Agents/Clients can also connect to the parent endpoints - be it a master or a satellite. This is the preferred way out of a DMZ, and also reduces the overhead with connecting to e.g. 2000 agents on the master. You can benchmark this when TCP connections are broken and timeouts are encountered.
Master Processes Incoming Connection ¶
- The node starts a new ApiListener, this invokes
AddListener()- Setup TLS Context (SslContext)
- Initialize global I/O engine and create a TCP acceptor
- Resolve bind host/port (optional)
- Listen on IPv4 and IPv6
- Re-use socket address and port
- Listen on port 5665 with
INT_MAXpossible sockets
- Spawn a new Coroutine which listens for new incoming connections as ‘TCP server’ pattern
- Accept new connections asynchronously
- Spawn a new Coroutine which handles the new client connection in a different context, Role: Server
Master Connects Outgoing ¶
- The node starts a timer in a 10 seconds interval with
ApiReconnectTimerHandler()as callback- Loop over all configured zones, exclude global zones and not direct parent/child zones
- Get the endpoints configured in the zones, exclude: local endpoint, no ‘host’ attribute, already connected or in progress
- Call
AddConnection()
- Spawn a new Coroutine after making the TLS context
- Use the global I/O engine for socket I/O
- Create TLS stream
- Connect to endpoint host/port details
- Handle the client connection, Role: Client
TLS Handshake ¶
- Create a TLS connection in sslConn and perform an asynchronous TLS handshake
- Get the peer certificate
- Verify the presented certificate:
ssl::verify_peerandssl::verify_client_once - Get the certificate CN and compare it against the endpoint name - if not matching, return and close the connection
Data Exchange ¶
Everything runs through TLS, we don’t use any “raw” connections nor plain message handling.
HTTP and JSON-RPC messages share the same port and API, so additional handling is required.
On a new connection and successful TLS handshake, the first byte is read. This either is a JSON-RPC message in Netstring format starting with a number, or plain HTTP.
HTTP/1.1
2:{}
Depending on this, ClientJsonRpc or ClientHttp are assigned.
JSON-RPC:
- Create a new JsonRpcConnection object
- When the endpoint object is configured, spawn a Coroutine which takes care of syncing the client (file and runtime config, replay log, etc.)
- No endpoint treats this connection as anonymous client, with a configurable limit. This client may send a CSR signing request for example.
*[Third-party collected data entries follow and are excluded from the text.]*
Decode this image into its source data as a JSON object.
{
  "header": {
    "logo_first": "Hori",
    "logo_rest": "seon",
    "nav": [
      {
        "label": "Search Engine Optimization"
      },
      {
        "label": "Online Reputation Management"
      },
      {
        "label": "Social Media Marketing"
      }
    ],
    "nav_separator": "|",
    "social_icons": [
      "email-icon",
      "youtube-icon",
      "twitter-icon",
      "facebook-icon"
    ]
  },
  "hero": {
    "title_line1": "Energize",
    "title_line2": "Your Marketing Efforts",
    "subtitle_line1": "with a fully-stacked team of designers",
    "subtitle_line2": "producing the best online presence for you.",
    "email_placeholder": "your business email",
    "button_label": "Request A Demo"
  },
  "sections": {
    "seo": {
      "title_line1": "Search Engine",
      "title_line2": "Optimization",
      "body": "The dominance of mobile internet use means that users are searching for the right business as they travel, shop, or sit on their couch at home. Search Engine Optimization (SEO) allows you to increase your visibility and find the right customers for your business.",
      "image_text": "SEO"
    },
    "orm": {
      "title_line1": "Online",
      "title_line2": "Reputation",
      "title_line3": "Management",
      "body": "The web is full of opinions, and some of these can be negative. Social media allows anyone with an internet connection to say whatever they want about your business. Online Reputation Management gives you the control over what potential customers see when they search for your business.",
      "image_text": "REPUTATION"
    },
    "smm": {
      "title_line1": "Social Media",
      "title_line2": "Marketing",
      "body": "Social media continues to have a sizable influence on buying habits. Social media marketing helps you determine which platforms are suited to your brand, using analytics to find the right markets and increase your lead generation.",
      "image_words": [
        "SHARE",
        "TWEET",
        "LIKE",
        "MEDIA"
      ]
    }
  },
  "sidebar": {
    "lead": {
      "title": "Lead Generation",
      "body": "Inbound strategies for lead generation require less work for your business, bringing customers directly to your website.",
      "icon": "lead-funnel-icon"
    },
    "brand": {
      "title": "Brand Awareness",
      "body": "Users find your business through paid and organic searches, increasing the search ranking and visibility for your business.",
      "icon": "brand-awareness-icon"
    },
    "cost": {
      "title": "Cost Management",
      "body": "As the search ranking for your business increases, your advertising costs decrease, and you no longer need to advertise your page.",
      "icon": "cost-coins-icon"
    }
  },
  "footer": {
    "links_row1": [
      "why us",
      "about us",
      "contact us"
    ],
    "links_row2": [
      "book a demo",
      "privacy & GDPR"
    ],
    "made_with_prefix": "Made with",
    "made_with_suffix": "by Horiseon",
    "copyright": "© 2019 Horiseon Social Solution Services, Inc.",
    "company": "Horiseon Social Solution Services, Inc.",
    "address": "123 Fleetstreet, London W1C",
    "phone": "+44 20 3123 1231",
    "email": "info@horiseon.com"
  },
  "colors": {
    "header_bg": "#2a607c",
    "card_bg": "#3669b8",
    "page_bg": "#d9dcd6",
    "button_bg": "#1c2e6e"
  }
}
- Start the JsonRpcConnection - this spawns Coroutines to HandleIncomingMessages, WriteOutgoingMessages, HandleAndWriteHeartbeats and CheckLiveness
HTTP:
- Create a new HttpServerConnection
- Start the HttpServerConnection - this spawns Coroutines to ProcessMessages and CheckLiveness
All the mentioned Coroutines run asynchronously using the global I/O engine’s context. More details on this topic can be found in this blogpost.
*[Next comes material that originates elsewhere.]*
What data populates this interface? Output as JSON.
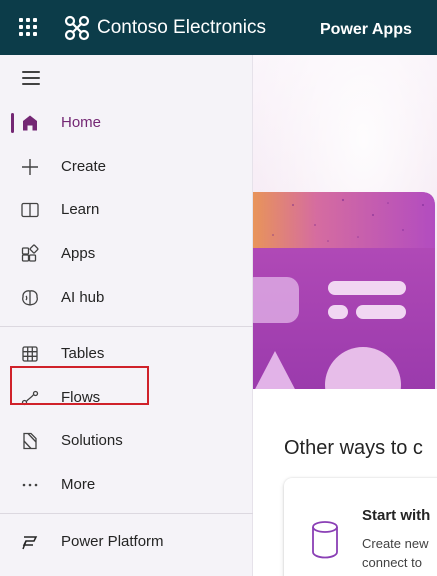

The lower levels of context switching and sharing or event polling are hidden in Boost ASIO, Beast, Coroutine and Context libraries.
Data Exchange: Coroutines and I/O Engine ¶
Light-weight and fast operations such as connection handling or TLS handshakes
are performed in the default IoBoundWorkSlot pool inside the I/O engine.
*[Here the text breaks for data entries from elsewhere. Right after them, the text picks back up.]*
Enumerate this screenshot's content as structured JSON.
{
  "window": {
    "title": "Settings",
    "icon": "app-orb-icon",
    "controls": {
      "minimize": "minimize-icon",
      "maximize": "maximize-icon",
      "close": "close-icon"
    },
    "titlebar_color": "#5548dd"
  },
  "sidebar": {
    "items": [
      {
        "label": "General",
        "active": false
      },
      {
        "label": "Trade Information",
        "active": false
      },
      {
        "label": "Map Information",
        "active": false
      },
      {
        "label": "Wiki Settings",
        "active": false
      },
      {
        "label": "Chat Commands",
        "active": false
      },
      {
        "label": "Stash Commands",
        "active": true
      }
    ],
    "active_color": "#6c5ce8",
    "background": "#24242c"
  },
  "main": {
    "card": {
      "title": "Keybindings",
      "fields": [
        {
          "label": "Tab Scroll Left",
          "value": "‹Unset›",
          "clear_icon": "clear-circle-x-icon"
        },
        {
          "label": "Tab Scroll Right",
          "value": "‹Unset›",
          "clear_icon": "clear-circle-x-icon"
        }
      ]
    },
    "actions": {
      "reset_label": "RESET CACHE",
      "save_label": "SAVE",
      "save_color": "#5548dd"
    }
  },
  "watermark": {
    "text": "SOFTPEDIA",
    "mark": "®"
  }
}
The I/O engine has another pool available: CpuBoundWork.
This is used for processing CPU intensive tasks, such as handling a HTTP request.
Depending on the available CPU cores, this is limited to std::thread::hardware_concurrency() * 3u / 2u.
1 core * 3 / 2 = 1
2 cores * 3 / 2 = 3
8 cores * 3 / 2 = 12
16 cores * 3 / 2 = 24
The I/O engine itself is used with all network I/O in Icinga, not only the cluster and the REST API. Features such as Graphite, InfluxDB, etc. also consume its functionality.
There are 2 * CPU cores threads available which run the event loop
in the I/O engine. This polls the I/O service with m_IoService.run();
and triggers an asynchronous event progress for waiting coroutines.